Depending on where you sit, it is hard to look out at the world right now and feel that we are bending toward the light. So much feels unknown, chaotic, and bleak. On the one had, the dark can feel comforting, soothing, and known. On the other it can feel nihilistic. A favorite theologian, Catherine Keller challenges us to see the dark as neither “soothing nothingness” nor as “nihilism,” but as profoundly creative, ‘a churning, complicating darkness’ that does not disappear. She reminds us that the dark is not a beast to be tamed but a mystery to be experienced. Without the dark, without facing it, we can’t ever fully know the light either. We remain in a hazy nowhereness.

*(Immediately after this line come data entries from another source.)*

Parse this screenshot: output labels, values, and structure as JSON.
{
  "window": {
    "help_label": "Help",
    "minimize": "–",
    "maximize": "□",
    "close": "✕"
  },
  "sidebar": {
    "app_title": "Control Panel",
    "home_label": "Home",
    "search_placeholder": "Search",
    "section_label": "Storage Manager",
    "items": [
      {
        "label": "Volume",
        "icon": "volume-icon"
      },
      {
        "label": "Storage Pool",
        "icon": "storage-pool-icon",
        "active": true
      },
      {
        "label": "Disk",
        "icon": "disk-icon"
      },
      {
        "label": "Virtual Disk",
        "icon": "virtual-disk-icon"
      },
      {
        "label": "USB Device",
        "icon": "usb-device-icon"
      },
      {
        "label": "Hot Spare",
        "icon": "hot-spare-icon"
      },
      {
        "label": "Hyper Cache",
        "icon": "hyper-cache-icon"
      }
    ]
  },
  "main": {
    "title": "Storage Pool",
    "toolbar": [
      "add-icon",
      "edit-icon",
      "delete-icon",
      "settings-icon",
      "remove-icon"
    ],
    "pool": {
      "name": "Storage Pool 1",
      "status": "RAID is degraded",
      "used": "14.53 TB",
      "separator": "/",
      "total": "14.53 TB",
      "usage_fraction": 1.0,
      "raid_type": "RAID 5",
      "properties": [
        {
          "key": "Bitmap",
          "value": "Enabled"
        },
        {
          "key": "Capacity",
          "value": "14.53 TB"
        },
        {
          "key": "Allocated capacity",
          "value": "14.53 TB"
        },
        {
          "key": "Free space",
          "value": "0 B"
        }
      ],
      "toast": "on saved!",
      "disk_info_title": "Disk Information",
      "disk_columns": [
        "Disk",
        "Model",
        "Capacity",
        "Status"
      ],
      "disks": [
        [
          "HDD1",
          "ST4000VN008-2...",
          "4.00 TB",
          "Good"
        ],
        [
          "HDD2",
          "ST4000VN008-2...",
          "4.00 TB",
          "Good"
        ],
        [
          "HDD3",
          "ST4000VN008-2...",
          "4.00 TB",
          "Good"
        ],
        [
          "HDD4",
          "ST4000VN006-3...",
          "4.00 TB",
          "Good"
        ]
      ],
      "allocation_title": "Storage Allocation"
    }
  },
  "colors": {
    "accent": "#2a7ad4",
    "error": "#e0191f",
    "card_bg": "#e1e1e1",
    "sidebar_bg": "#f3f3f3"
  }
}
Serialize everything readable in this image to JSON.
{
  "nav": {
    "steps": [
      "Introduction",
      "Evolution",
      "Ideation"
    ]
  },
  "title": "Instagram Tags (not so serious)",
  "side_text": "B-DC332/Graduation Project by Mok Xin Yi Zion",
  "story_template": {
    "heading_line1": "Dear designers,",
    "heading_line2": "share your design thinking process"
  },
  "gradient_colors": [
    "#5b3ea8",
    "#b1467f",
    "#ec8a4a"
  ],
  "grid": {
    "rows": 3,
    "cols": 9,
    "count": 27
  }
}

The spirit of Meister Eckhart’s words flow nicely here:
Some imagine there is no light
in their life but only a long darkness.
I say that the light is never absent,
always seeking to flow forth within
the ground of the soul, but we block
it in our confusion and fail to see
how it ever shines and burns in us.
So if you want to know the light,
you must first face the darkness
that is in you. Only then will
the light overflow your soul and
dance with radiance in your life.
Eckhart was accused of heresy for saying such things. But what if he was right? What if it’s the light within us that needs to be birthed? The light that can only make itself known by also sitting with and acknowledging the darkness? These are the themes we explore as we explore Jesus’ dialogue with Nicodemus. It’s an inside job, y’all, and if we do the work we can change the world.